19. Force Majeure. We won’t be liable for any delays or failure in performance of any part of the Service, from any cause beyond our control. This includes acts of God, changes to law or regulations, embargoes, war, terrorist acts, riots, strikes, power blackouts, and acts of hackers or third-party internet service providers.
20. Amendments and Waiver. Changes to these Terms won’t be effective until we provide notice thereof to you, including by way of e-mail to the last e-mail address that you provided to us, or by posting on our website at http://www.robinautopilot.com/terms.
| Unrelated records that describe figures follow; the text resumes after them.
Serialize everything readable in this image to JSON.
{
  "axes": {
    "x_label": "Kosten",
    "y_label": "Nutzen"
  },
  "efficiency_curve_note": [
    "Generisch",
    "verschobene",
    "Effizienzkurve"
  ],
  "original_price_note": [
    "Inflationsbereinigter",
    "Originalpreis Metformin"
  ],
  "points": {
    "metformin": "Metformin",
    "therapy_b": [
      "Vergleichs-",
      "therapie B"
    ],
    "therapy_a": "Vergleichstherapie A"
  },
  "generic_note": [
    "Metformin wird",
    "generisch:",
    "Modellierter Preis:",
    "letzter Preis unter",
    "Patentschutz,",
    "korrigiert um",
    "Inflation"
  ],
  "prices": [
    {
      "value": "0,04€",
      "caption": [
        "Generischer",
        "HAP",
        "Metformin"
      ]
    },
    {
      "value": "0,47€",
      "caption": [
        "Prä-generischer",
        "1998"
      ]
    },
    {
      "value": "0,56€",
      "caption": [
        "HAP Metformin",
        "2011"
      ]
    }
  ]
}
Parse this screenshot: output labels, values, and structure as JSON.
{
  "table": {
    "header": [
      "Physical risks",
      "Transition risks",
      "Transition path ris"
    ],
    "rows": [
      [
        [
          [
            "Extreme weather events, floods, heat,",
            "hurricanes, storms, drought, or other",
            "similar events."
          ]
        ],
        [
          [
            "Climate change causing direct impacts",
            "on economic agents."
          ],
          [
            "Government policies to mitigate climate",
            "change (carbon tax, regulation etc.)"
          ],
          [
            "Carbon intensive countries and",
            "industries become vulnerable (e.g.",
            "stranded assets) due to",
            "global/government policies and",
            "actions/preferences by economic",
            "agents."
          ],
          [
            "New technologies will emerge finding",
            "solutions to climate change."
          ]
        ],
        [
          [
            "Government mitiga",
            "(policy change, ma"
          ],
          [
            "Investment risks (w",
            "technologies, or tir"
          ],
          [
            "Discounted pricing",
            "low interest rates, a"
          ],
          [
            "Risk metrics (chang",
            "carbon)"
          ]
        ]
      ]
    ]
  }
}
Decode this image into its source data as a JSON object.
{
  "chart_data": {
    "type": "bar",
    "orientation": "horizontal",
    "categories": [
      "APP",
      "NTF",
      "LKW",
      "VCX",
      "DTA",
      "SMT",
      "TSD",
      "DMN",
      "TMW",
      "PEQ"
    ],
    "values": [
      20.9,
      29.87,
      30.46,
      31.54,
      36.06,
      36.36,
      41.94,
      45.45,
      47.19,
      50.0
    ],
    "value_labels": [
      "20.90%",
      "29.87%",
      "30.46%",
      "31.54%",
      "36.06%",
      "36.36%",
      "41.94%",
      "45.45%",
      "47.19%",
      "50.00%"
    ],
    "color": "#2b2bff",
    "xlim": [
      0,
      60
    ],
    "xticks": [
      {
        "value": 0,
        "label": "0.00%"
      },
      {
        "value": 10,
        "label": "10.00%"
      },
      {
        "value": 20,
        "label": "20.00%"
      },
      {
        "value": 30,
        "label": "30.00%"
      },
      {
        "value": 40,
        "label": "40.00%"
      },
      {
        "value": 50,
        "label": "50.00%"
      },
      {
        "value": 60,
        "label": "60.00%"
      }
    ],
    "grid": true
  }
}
If we don’t immediately take action on a violation of these Terms, we’re not giving up any rights under these Terms, and we may still take action at a later point.
21. Notices. Except as provided in the next sentence: (i) any notice to you will be effective when we send it to the last email or physical address you gave the Company; and (ii) any notice to us will be effective when delivered to us at 2216 Commerce St, Dallas, TX 75201. Any notice to the Company alleging a breach of this Agreement will be in writing and will be sent by overnight courier or delivered in person to: 2216 Commerce St, Dallas, TX 75201, or any addresses of which we may notify you as provided herein.
22. Entire Agreement. This Agreement constitutes the entire agreement between you and the Company, and supersedes all prior agreements, representations, and understandings.